Avenue Road Development Ltd is a wholly owned UK subsidiary company of Reggiesco Ltd. This letter represents a vote of confidence in Mr Lee Neil Schofield's ability to manage the assets of Avenue Road Development Ltd. In addition to my position as Company Secretary I also own a 50% stake in Reggiesco Ltd. Until such times as a board meeting is held at the Reggiesco's registered office dictates otherwise.
It is also within my remit to clarify that I am in full agreement with the Board Resolution passed by Avenue Road Development Ltd on the 5th September 2009 appointing Firefox Resourses LLP to the position of Company Secretary. ..."
Please be advised that, to assure corporate governance, Mr Lee Schofield has appointed Firefox Associates [UK] LLP as the company secretary for Avenue Road Development Ltd as appears on the register at Companies House.
A letter from you addressed to Mr Lee Schofield has been brought to our attention purporting to call an "EGM" on the 2nd October 2009. Please clarify which company is calling the meeting is it Reggiesco Ltd or Avenue Road Development Ltd? If it is Avenue Road Development Ltd then who authorised the meeting? As company secretary why were we not given the statutory 28 days notice under section 304 [1b] the companies act? I also bring your attention to the section 312 of companies act 2006 – removal of directors.
If you are acting for Reggieco Ltd then please let us have sight of the board resolution calling for the removal of Mr L Schofield details of who is being appointed in his place and the certificate of good standing from the Belize Registered office.

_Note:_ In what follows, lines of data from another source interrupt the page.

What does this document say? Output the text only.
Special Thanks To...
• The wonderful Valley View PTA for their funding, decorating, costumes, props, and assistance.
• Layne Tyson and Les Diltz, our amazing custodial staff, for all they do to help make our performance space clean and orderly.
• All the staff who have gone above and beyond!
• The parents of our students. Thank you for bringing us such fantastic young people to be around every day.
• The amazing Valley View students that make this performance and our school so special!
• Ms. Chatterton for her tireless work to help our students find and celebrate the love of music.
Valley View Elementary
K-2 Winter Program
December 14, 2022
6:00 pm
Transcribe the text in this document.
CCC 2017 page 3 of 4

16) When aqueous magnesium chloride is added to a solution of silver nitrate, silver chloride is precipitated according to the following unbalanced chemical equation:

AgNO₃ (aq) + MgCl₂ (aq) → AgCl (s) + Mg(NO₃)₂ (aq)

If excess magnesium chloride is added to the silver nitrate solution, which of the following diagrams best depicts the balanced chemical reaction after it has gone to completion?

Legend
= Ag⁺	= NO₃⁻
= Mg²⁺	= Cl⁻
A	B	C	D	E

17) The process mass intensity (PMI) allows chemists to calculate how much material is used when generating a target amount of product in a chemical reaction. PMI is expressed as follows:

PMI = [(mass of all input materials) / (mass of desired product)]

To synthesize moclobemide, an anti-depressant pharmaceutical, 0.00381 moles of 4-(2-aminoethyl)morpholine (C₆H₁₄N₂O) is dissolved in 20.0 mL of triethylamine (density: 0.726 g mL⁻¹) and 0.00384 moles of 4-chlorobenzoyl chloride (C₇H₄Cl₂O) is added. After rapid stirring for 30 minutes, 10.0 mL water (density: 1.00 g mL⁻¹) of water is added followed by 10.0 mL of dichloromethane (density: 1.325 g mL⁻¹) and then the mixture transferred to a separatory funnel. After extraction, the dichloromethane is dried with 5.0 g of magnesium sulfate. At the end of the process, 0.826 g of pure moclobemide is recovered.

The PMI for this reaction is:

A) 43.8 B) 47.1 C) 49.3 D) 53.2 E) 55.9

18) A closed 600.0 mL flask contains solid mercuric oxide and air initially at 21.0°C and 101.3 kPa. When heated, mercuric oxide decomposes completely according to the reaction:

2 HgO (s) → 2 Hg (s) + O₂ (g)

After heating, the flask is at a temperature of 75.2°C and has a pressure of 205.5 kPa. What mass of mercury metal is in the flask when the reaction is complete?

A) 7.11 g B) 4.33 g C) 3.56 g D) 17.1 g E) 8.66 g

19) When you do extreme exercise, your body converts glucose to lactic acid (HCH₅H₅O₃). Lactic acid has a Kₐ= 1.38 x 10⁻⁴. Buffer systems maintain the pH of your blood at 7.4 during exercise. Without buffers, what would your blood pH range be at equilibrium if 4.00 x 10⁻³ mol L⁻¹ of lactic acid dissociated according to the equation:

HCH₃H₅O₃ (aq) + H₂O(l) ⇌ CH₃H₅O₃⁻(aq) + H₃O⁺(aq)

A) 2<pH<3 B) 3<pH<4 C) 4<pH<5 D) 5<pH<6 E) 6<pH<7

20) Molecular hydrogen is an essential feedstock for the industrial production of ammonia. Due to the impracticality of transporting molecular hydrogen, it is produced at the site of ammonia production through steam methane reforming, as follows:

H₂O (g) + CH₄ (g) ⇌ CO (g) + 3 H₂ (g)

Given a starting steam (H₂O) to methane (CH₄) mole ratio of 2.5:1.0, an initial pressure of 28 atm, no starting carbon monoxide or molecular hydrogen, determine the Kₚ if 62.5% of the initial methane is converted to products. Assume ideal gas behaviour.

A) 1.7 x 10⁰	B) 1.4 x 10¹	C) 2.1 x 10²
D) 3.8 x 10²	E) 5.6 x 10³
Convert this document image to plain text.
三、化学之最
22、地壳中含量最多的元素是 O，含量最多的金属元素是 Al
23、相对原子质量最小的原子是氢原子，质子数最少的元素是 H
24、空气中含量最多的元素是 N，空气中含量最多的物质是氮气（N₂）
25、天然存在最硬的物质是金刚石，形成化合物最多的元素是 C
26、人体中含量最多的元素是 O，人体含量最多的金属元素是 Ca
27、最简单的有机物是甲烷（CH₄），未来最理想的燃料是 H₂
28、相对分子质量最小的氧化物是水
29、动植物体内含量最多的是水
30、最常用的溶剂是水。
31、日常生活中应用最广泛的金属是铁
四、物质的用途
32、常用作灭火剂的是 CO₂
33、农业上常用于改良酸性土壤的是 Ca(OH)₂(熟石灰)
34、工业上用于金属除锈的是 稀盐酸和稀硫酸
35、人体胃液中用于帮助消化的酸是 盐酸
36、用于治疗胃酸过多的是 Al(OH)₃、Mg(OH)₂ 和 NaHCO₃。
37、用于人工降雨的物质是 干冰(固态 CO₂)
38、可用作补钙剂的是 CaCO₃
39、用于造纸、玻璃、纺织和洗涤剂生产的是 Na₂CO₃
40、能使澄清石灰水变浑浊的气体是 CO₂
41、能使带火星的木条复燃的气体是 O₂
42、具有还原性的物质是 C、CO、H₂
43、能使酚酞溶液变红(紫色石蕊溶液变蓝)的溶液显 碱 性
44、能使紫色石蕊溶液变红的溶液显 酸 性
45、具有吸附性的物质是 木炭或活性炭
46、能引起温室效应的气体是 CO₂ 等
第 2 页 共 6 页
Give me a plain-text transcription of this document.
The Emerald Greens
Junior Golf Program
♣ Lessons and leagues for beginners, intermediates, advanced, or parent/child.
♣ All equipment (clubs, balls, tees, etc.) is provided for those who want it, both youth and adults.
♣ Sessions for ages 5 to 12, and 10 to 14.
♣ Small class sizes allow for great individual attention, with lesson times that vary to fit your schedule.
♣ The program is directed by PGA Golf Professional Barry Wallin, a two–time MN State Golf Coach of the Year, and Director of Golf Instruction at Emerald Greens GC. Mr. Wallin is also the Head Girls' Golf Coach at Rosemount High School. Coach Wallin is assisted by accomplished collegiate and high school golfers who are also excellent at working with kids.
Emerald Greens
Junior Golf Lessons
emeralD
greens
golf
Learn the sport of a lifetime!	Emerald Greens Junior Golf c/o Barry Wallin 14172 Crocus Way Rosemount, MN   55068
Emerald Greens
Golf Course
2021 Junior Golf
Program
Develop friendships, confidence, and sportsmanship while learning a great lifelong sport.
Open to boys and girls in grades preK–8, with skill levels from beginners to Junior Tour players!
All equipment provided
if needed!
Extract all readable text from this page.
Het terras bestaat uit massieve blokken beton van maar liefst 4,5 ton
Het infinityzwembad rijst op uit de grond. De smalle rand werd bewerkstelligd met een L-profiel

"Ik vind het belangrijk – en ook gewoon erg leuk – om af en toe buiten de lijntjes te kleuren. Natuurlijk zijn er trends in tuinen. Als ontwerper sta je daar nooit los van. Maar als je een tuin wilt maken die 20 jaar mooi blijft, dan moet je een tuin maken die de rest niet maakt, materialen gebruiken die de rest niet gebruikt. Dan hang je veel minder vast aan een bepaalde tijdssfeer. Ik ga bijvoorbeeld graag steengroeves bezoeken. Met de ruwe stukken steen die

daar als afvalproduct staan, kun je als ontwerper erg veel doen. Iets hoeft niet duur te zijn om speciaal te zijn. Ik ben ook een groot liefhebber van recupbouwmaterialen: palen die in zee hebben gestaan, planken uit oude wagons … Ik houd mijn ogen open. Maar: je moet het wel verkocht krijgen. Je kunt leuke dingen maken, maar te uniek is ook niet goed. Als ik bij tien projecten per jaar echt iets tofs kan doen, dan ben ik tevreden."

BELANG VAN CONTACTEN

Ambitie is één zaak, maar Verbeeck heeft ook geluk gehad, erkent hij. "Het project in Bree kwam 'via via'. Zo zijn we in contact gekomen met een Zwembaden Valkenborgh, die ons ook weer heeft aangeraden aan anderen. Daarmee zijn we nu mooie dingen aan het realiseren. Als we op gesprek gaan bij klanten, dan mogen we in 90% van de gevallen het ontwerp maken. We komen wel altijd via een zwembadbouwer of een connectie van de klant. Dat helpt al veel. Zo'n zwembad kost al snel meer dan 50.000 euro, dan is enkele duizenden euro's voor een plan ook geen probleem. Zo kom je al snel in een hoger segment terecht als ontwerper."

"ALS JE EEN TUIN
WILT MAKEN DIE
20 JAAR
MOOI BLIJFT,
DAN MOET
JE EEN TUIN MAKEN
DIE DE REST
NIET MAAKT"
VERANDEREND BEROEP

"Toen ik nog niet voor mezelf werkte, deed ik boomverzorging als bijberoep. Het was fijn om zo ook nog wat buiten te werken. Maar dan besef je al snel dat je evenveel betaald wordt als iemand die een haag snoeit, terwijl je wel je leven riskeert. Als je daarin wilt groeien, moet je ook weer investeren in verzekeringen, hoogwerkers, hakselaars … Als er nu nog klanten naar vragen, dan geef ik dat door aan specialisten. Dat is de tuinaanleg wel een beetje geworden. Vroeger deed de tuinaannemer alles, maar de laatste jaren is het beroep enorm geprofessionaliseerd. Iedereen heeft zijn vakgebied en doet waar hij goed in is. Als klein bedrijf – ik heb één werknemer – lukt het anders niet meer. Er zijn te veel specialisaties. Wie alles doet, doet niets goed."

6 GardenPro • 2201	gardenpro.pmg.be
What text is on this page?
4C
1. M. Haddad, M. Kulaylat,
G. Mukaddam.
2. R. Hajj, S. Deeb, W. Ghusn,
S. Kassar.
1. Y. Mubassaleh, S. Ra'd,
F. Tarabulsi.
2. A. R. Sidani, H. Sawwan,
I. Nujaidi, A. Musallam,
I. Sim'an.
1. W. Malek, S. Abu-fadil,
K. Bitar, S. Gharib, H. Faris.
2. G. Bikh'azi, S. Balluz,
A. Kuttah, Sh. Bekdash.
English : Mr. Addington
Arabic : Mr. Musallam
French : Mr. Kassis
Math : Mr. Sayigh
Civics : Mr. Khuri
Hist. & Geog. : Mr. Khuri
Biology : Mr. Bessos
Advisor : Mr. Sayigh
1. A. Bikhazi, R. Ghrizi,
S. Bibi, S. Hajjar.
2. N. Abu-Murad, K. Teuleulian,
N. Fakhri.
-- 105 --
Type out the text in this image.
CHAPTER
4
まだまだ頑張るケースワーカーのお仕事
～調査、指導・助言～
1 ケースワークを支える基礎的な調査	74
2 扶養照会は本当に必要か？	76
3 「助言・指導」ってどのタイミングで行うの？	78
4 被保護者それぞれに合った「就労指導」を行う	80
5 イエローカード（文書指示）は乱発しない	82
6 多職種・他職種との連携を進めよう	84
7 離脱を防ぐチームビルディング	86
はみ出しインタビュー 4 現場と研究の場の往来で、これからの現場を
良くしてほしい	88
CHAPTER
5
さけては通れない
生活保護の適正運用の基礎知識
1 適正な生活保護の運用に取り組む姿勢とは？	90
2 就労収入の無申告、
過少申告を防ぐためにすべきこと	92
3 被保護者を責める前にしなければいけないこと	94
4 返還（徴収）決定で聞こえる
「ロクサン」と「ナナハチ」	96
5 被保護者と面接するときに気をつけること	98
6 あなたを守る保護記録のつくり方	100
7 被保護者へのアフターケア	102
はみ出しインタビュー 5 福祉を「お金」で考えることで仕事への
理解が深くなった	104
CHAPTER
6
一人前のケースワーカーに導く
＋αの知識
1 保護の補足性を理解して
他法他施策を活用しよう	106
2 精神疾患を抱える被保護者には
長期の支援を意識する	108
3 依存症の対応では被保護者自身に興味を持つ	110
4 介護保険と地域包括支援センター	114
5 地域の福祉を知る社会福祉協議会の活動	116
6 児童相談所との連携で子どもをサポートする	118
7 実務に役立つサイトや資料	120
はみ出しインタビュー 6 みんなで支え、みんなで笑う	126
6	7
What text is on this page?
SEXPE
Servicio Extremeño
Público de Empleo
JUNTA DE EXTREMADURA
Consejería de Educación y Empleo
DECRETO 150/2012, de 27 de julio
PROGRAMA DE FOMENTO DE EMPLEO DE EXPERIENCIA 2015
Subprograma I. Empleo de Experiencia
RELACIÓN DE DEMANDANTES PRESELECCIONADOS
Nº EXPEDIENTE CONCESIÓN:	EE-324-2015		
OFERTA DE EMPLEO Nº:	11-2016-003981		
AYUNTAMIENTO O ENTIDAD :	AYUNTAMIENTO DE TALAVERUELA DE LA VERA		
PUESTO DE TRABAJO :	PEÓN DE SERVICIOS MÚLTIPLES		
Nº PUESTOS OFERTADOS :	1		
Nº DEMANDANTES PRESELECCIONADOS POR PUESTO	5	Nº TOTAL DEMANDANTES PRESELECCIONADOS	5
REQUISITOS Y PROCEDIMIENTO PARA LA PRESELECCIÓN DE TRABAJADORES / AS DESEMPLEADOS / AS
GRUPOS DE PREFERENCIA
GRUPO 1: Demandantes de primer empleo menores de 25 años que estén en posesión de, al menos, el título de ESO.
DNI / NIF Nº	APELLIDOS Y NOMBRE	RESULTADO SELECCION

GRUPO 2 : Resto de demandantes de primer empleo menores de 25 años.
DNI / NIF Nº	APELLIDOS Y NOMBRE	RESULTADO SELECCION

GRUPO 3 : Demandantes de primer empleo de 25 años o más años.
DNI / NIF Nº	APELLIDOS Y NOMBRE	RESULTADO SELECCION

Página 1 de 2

Also be aware that Mr Lee Schofield and Firefox Associates LLP enjoy the support of Miss Garry who is both a director and major shareholder of Reggiesco Ltd – see attached board resolution dated 5th September 2009 and supporting letter dated 8th September 2009. You should also be aware of the statutory notice of AGM under section 304 the companies act 2006 sent to all concerned [a copy was served on Mr N Schofield by hand] and a notice was sent to Reggiesco's registered in Belize City – this meeting is set for the 8th of October 2009 at noon. We are anxious for comments."